Focus formation by Ad5 E1A, E1B-55kDa, E1B-K104R, E1B-V103D, and E1B-R443. Primary BRK cells were transfected with the indicated amounts of plasmids (micrograms of DNA per 3 × 10⁶ cells). Focus-forming activity is represented as a percentage of E1A alone. The average number of foci for pE1A was 3 in two independent experiments.

Figure 4

Effects of E1B-K104R, E1B-V103D, and E1B-R443 on p53 transcriptional activation. (A) Subconfluent H1299 cells were transfected with the indicated amounts of reporter and effector plasmids (micrograms of DNA).
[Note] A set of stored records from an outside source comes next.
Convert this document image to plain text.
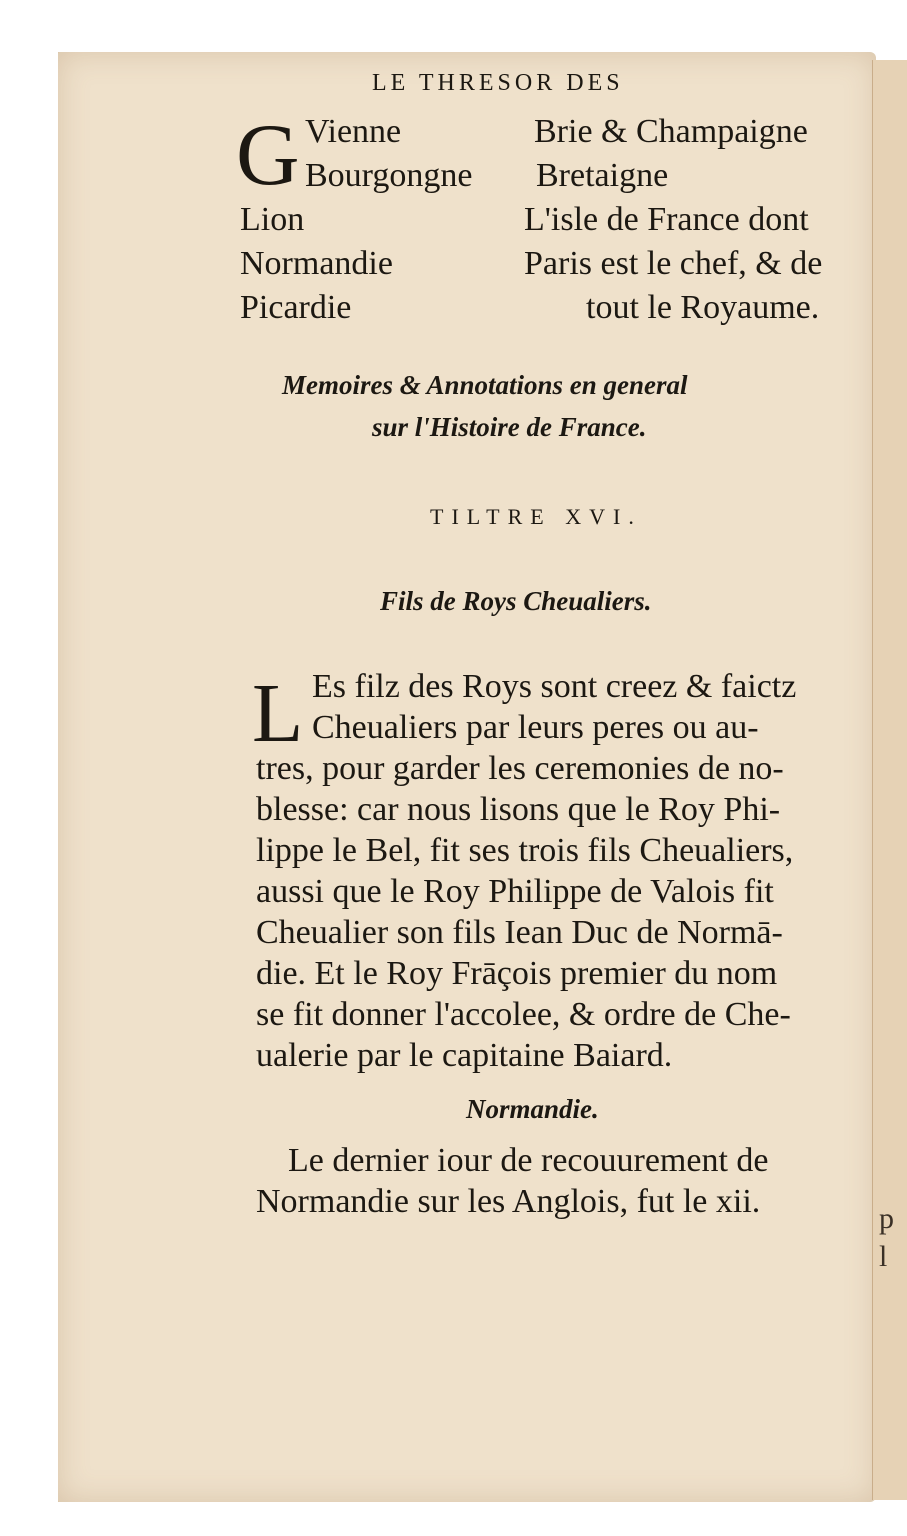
p
l
LE THRESOR DES
G Vienne
Bourgongne
Lion
Normandie
Picardie
Brie & Champaigne
Bretaigne
L'isle de France dont
Paris est le chef, & de
tout le Royaume.
Memoires & Annotations en general
sur l'Histoire de France.
TILTRE XVI.
Fils de Roys Cheualiers.
L Es filz des Roys sont creez & faictz
Cheualiers par leurs peres ou au-
tres, pour garder les ceremonies de no-
blesse: car nous lisons que le Roy Phi-
lippe le Bel, fit ses trois fils Cheualiers,
aussi que le Roy Philippe de Valois fit
Cheualier son fils Iean Duc de Normā-
die. Et le Roy Frāçois premier du nom
se fit donner l'accolee, & ordre de Che-
ualerie par le capitaine Baiard.
Normandie.
Le dernier iour de recouurement de
Normandie sur les Anglois, fut le xii.
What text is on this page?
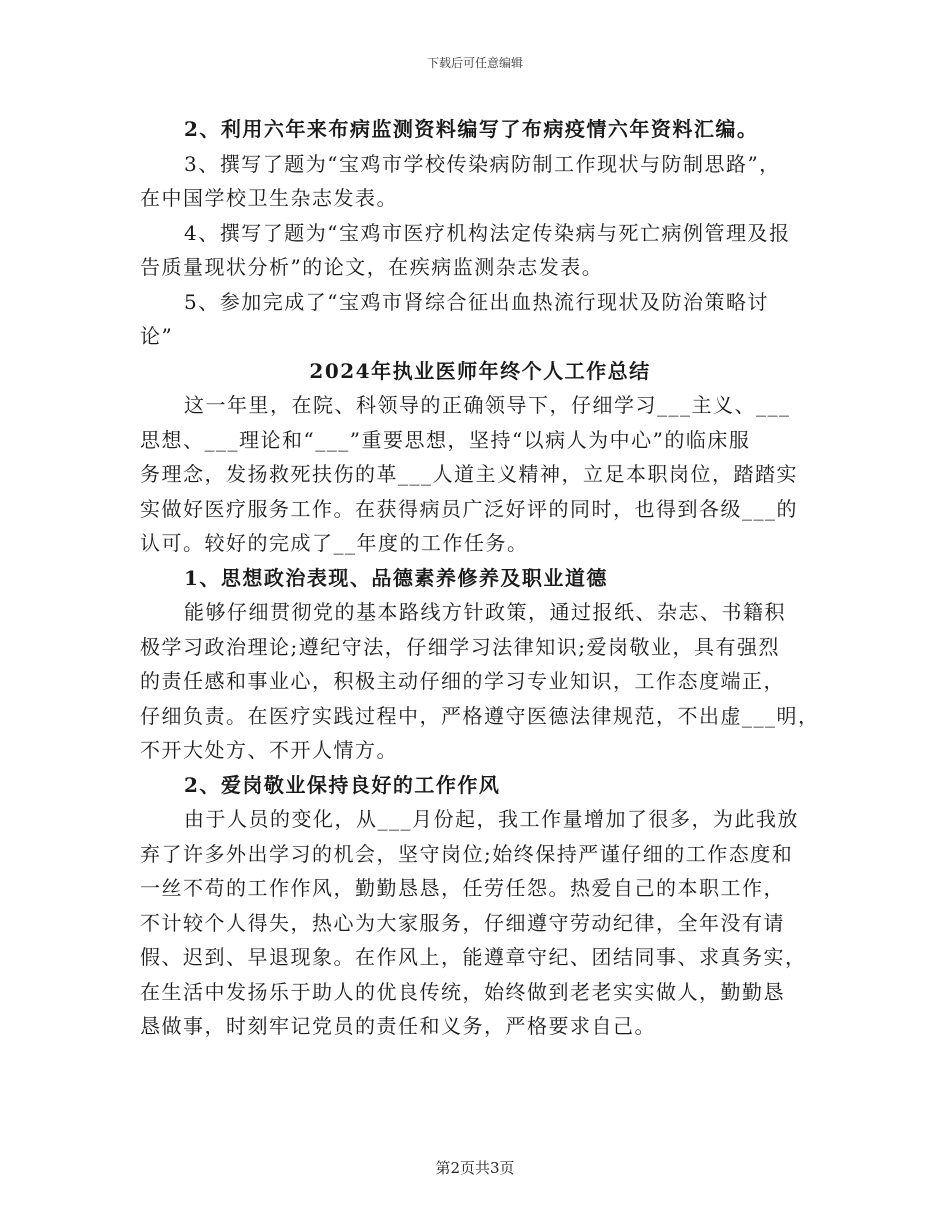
下载后可任意编辑
2、利用六年来布病监测资料编写了布病疫情六年资料汇编。
3、撰写了题为“宝鸡市学校传染病防制工作现状与防制思路”，
在中国学校卫生杂志发表。
4、撰写了题为“宝鸡市医疗机构法定传染病与死亡病例管理及报
告质量现状分析”的论文，在疾病监测杂志发表。
5、参加完成了“宝鸡市肾综合征出血热流行现状及防治策略讨
论”
2024年执业医师年终个人工作总结
这一年里，在院、科领导的正确领导下，仔细学习___主义、___
思想、___理论和“___”重要思想，坚持“以病人为中心”的临床服
务理念，发扬救死扶伤的革___人道主义精神，立足本职岗位，踏踏实
实做好医疗服务工作。在获得病员广泛好评的同时，也得到各级___的
认可。较好的完成了__年度的工作任务。
1、思想政治表现、品德素养修养及职业道德
能够仔细贯彻党的基本路线方针政策，通过报纸、杂志、书籍积
极学习政治理论;遵纪守法，仔细学习法律知识;爱岗敬业，具有强烈
的责任感和事业心，积极主动仔细的学习专业知识，工作态度端正，
仔细负责。在医疗实践过程中，严格遵守医德法律规范，不出虚___明，
不开大处方、不开人情方。
2、爱岗敬业保持良好的工作作风
由于人员的变化，从___月份起，我工作量增加了很多，为此我放
弃了许多外出学习的机会，坚守岗位;始终保持严谨仔细的工作态度和
一丝不苟的工作作风，勤勤恳恳，任劳任怨。热爱自己的本职工作，
不计较个人得失，热心为大家服务，仔细遵守劳动纪律，全年没有请
假、迟到、早退现象。在作风上，能遵章守纪、团结同事、求真务实，
在生活中发扬乐于助人的优良传统，始终做到老老实实做人，勤勤恳
恳做事，时刻牢记党员的责任和义务，严格要求自己。
第2页共3页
The mean and standard deviation are presented for four experiments, each performed in duplicate. (B) Effect of E1B-K104R and E1B-V103D on transcriptional repression. H1299 cells were transfected with the indicated amount of effector and reporter plasmids (micrograms of DNA). The mean and standard deviation are presented for five experiments, each performed in duplicate. pSG424 denotes the parental plasmid expressing the Gal4 DNA-binding domain under the control of the simian virus 40 early promoter (37).

Figure 5

(A) Subcellular localization of E1B-55kDa and SUMO-1 in transformed rat cells. AB120 and AB19 cells expressing wild-type E1B-55kDa (a–c) or the K104R mutant protein (d–f), respectively, were double-labeled in situ with anti-E1B-55kDa rat mAb 9C10 or mouse mAb 21C7 specific for SUMO-1. These were detected with FITC- and Texas-red-conjugated secondary antibodies, respectively. Anti-E1B (green, a and d) and anti-SUMO-1 (red, b and e) staining patterns are shown. An overlay of these two patterns (merge) is shown in c and f. (B) Effect of ectopically expressed HA-SUMO-1 on the localization of wild-type E1B-55kDa and E1B-K104R. AB120 (a–f) and AB19 cells (g–i) were transfected with 4 μg pHA-SUMO-1. After 36 h, cells were double-labeled with anti-E1B-55kDa mAb 2A6 (green, a, d, and g) and anti-HA rat mAb 3F10 (red, b, e, and h). The overlay of these patterns (merge) are shown in c, f, and i. (×7,600.)

Figure 6

Subcellular localization of E1B-55kDa and SUMO-1 in the presence of LMB. AB120 (a–c) and AB19 cells (d–e) were grown for 3 h in medium containing 10 nM LMB before fixation. Then the cells were double-labeled with mAbs 9C10 (green, a and d) and 21C7 (red, b and e). The overlay of these images (merge) is shown in c and f. (×7,600.)